Although the pathophysiology of TBI-induced ALI is unclear, it may relate specifically to the release of the DAMPs in nervous system. DAMPs are a family of molecules that are released in response to sterile inflammation, such as TBI [27]. A previous study illustrated that TBI causes injury of the cerebral vasculature resulting in the disruption of the blood-brain barrier. The secreted inflammatory mediators, such as DAMPs released by injured cells, trigger further brain inflammation and affect distal organs including the lungs [2]. HMGB1, a type of DAMPs, belongs to a family of non-histone chromosomal proteins. When it is not acetylated, HMGB1 remains localized in the nucleus, and is not secreted or released regardless of injury or insult [28]. However, hyper-acetylation of the molecule results in cytosolic relocation, allowing for further secretion into the cellular milieu under proper signaling stimulation [29]. HMGB1 leads to the activation of the nuclear factor (NF)-κB pathway with the generation of inflammatory cytokines through binding to the RAGE receptor [23]. HMGB1-RAGE signal pathway plays a pivotal role in the development of TBI-induced ALI [16]. In this study, compared with the administration of Dex, serum HMGB1 level and the expression of RAGE in lung tissues were significantly increased after TBI. Previous studies showed that the neutralization of HMGB1 or genetic knockout of the RAGE receptor has been shown to attenuate post-TBI lung injury and hypoxia [16,30]. Since our results proved that Dex negatively regulated HMGB1-RAGE pathway, it can be inferred that the mechanism of Dex in TBI-induced ALI may be partly through the regulation of HMGB1-RAGE pathway.

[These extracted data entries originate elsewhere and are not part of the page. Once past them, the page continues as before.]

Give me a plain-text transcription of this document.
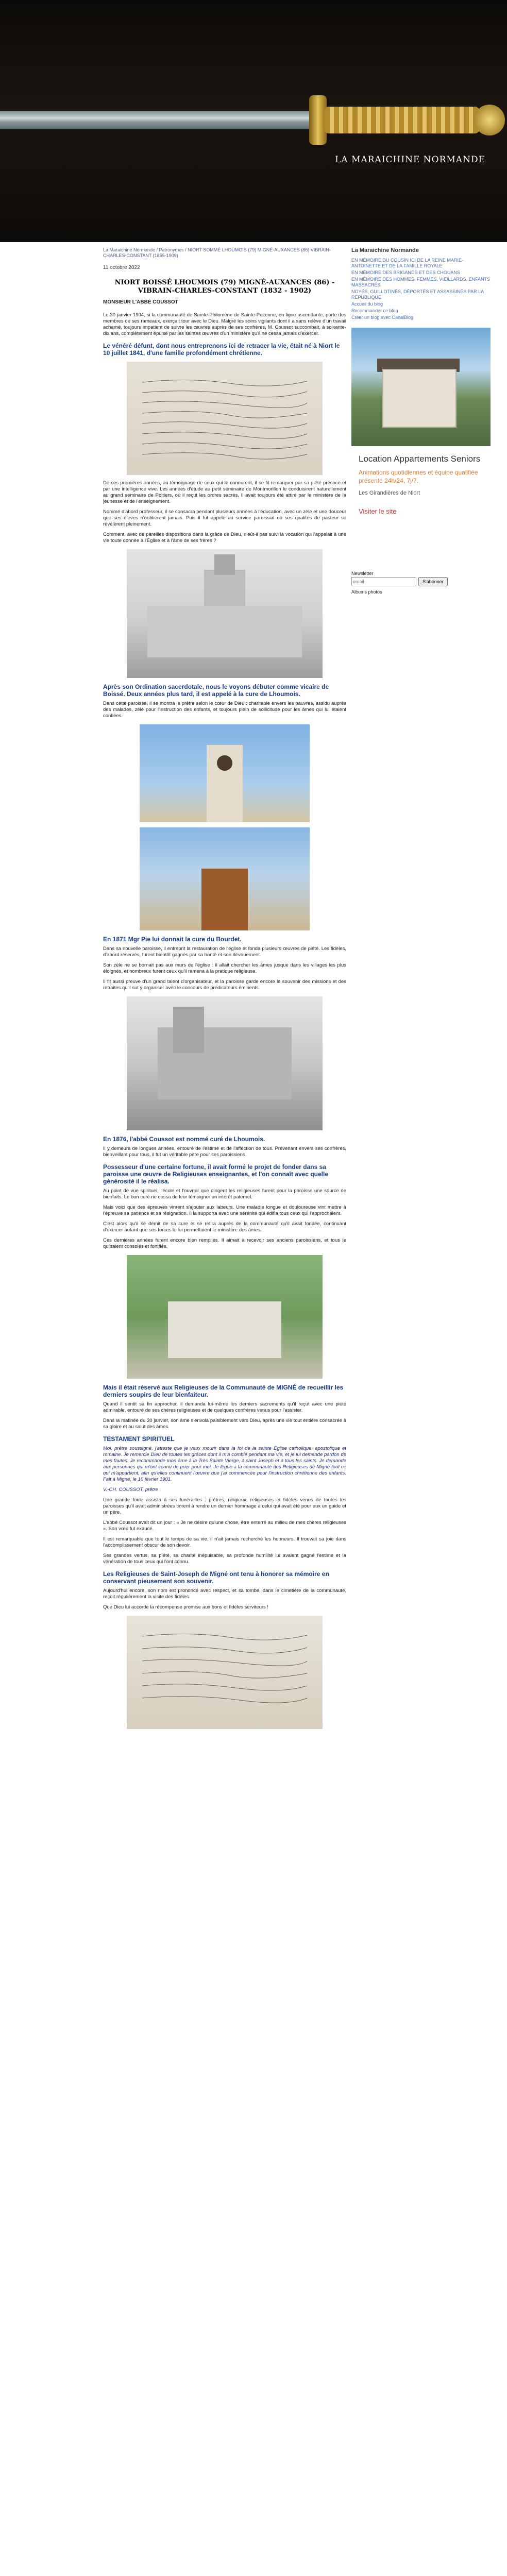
LA MARAICHINE NORMANDE
La Maraichine Normande / Patronymes / NIORT SOMMÉ LHOUMOIS (79) MIGNÉ-AUXANCES (86) VIBRAIN-CHARLES-CONSTANT (1855-1909)
11 octobre 2022
NIORT BOISSÉ LHOUMOIS (79) MIGNÉ-AUXANCES (86) - VIBRAIN-CHARLES-CONSTANT (1832 - 1902)
MONSIEUR L'ABBÉ COUSSOT

Le 30 janvier 1904, si la communauté de Sainte-Philomène de Sainte-Pezenne, en ligne ascendante, porte des membres de ses rameaux, exerçait tour avec le Dieu. Malgré les soins vigilants dont il a sans relève d'un travail acharné, toujours impatient de suivre les œuvres auprès de ses confrères, M. Coussot succombait, à soixante-dix ans, complètement épuisé par les saintes œuvres d'un ministère qu'il ne cessa jamais d'exercer.

Le vénéré défunt, dont nous entreprenons ici de retracer la vie, était né à Niort le 10 juillet 1841, d'une famille profondément chrétienne.

De ces premières années, au témoignage de ceux qui le connurent, il se fit remarquer par sa piété précoce et par une intelligence vive. Les années d'étude au petit séminaire de Montmorillon le conduisirent naturellement au grand séminaire de Poitiers, où il reçut les ordres sacrés. Il avait toujours été attiré par le ministère de la jeunesse et de l'enseignement.

Nommé d'abord professeur, il se consacra pendant plusieurs années à l'éducation, avec un zèle et une douceur que ses élèves n'oublièrent jamais. Puis il fut appelé au service paroissial où ses qualités de pasteur se révélèrent pleinement.

Comment, avec de pareilles dispositions dans la grâce de Dieu, n'eût-il pas suivi la vocation qui l'appelait à une vie toute donnée à l'Église et à l'âme de ses frères ?

Après son Ordination sacerdotale, nous le voyons débuter comme vicaire de Boissé. Deux années plus tard, il est appelé à la cure de Lhoumois.

Dans cette paroisse, il se montra le prêtre selon le cœur de Dieu : charitable envers les pauvres, assidu auprès des malades, zélé pour l'instruction des enfants, et toujours plein de sollicitude pour les âmes qui lui étaient confiées.

En 1871 Mgr Pie lui donnait la cure du Bourdet.

Dans sa nouvelle paroisse, il entreprit la restauration de l'église et fonda plusieurs œuvres de piété. Les fidèles, d'abord réservés, furent bientôt gagnés par sa bonté et son dévouement.

Son zèle ne se bornait pas aux murs de l'église : il allait chercher les âmes jusque dans les villages les plus éloignés, et nombreux furent ceux qu'il ramena à la pratique religieuse.

Il fit aussi preuve d'un grand talent d'organisateur, et la paroisse garde encore le souvenir des missions et des retraites qu'il sut y organiser avec le concours de prédicateurs éminents.

En 1876, l'abbé Coussot est nommé curé de Lhoumois.

Il y demeura de longues années, entouré de l'estime et de l'affection de tous. Prévenant envers ses confrères, bienveillant pour tous, il fut un véritable père pour ses paroissiens.

Possesseur d'une certaine fortune, il avait formé le projet de fonder dans sa paroisse une œuvre de Religieuses enseignantes, et l'on connaît avec quelle générosité il le réalisa.

Au point de vue spirituel, l'école et l'ouvroir que dirigent les religieuses furent pour la paroisse une source de bienfaits. Le bon curé ne cessa de leur témoigner un intérêt paternel.

Mais voici que des épreuves vinrent s'ajouter aux labeurs. Une maladie longue et douloureuse vint mettre à l'épreuve sa patience et sa résignation. Il la supporta avec une sérénité qui édifia tous ceux qui l'approchaient.

C'est alors qu'il se démit de sa cure et se retira auprès de la communauté qu'il avait fondée, continuant d'exercer autant que ses forces le lui permettaient le ministère des âmes.

Ces dernières années furent encore bien remplies. Il aimait à recevoir ses anciens paroissiens, et tous le quittaient consolés et fortifiés.

Mais il était réservé aux Religieuses de la Communauté de MIGNÉ de recueillir les derniers soupirs de leur bienfaiteur.

Quand il sentit sa fin approcher, il demanda lui-même les derniers sacrements qu'il reçut avec une piété admirable, entouré de ses chères religieuses et de quelques confrères venus pour l'assister.

Dans la matinée du 30 janvier, son âme s'envola paisiblement vers Dieu, après une vie tout entière consacrée à sa gloire et au salut des âmes.

TESTAMENT SPIRITUEL

Moi, prêtre soussigné, j'atteste que je veux mourir dans la foi de la sainte Église catholique, apostolique et romaine. Je remercie Dieu de toutes les grâces dont il m'a comblé pendant ma vie, et je lui demande pardon de mes fautes. Je recommande mon âme à la Très Sainte Vierge, à saint Joseph et à tous les saints. Je demande aux personnes qui m'ont connu de prier pour moi. Je lègue à la communauté des Religieuses de Migné tout ce qui m'appartient, afin qu'elles continuent l'œuvre que j'ai commencée pour l'instruction chrétienne des enfants. Fait à Migné, le 10 février 1901.

V.-CH. COUSSOT, prêtre

Une grande foule assista à ses funérailles : prêtres, religieux, religieuses et fidèles venus de toutes les paroisses qu'il avait administrées tinrent à rendre un dernier hommage à celui qui avait été pour eux un guide et un père.

L'abbé Coussot avait dit un jour : « Je ne désire qu'une chose, être enterré au milieu de mes chères religieuses ». Son vœu fut exaucé.

Il est remarquable que tout le temps de sa vie, il n'ait jamais recherché les honneurs. Il trouvait sa joie dans l'accomplissement obscur de son devoir.

Ses grandes vertus, sa piété, sa charité inépuisable, sa profonde humilité lui avaient gagné l'estime et la vénération de tous ceux qui l'ont connu.

Les Religieuses de Saint-Joseph de Migné ont tenu à honorer sa mémoire en conservant pieusement son souvenir.

Aujourd'hui encore, son nom est prononcé avec respect, et sa tombe, dans le cimetière de la communauté, reçoit régulièrement la visite des fidèles.

Que Dieu lui accorde la récompense promise aux bons et fidèles serviteurs !

La Maraichine Normande
EN MÉMOIRE DU COUSIN ICI DE LA REINE MARIE-ANTOINETTE ET DE LA FAMILLE ROYALE
EN MÉMOIRE DES BRIGANDS ET DES CHOUANS
EN MÉMOIRE DES HOMMES, FEMMES, VIEILLARDS, ENFANTS MASSACRÉS
NOYÉS, GUILLOTINÉS, DÉPORTÉS ET ASSASSINÉS PAR LA RÉPUBLIQUE
Accueil du blog
Recommander ce blog
Créer un blog avec CanalBlog
Location Appartements Seniors
Animations quotidiennes et équipe qualifiée présente 24h/24, 7j/7.
Les Girandières de Niort
Visiter le site
Newsletter
email
S'abonner
Albums photos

It is well known that Dex is a highly selective α2 adrenergic receptor agonist. Therefore, we used Atip, an α2 adrenergic receptor antagonist, to determine whether the protective effect of Dex on TBI-induced ALI in mice was related to its α2 adrenergic receptor activating effect [31]. Results showed that Atip partly reversed serum HMGB1 levels and the expression of RAGE in lung tissues. Accordingly, TBI-induced ALI was also partly reversed by Atip. These results suggested that Atip partly reversed the protective effect of Dex. Based on these findings, we concluded that Dex may protect against TBI-induced ALI in mice via the HMGB1-RAGE signal pathway, and this protective effect is partly dependent on its α2 adrenoceptor agonist action.

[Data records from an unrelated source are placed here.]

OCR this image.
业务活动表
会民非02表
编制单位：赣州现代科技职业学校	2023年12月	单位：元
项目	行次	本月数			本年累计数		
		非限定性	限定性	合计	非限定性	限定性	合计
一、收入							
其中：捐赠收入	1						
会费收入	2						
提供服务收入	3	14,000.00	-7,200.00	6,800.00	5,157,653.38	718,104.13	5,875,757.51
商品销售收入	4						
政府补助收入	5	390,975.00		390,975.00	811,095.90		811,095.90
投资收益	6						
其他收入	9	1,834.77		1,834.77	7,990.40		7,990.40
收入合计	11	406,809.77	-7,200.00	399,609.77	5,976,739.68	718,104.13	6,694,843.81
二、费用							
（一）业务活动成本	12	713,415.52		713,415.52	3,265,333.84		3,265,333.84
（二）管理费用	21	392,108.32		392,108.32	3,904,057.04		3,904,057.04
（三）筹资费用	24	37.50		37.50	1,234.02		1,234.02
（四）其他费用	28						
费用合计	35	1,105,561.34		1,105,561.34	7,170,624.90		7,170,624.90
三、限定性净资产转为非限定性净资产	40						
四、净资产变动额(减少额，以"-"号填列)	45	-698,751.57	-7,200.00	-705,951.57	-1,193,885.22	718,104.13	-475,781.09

Our study had several limitations. First, although we found the protective effects of Dex on TBI-induced acute lung injury, we did not further study how Dex interacted with the HMBG1-RAGE pathway. Second, we adopted only 1 time point (24 hours after TBI) and 1 dosage of Dex (50 μg/kg). We did not further discuss whether changing the dose of Dex or the time points will lead to different results. At last, our study only put focus on the activation of the HMBG1-RAGE pathway. However, whether other pathways, such as NF-κB and MAPK signals, was involved needs to be clarified in future studies.

Conclusions

Our study suggested that Dex administration could decrease TBI-induced ALI in mice models. The protective effects may act through the regulation of the HMGB1-RAGE pathway, which is partly dependent on the α2 adrenoceptor agonist action of Dex. Further studies are warranted to investigate the detailed molecular pathways of Dex in protecting against TBI-induced ALI.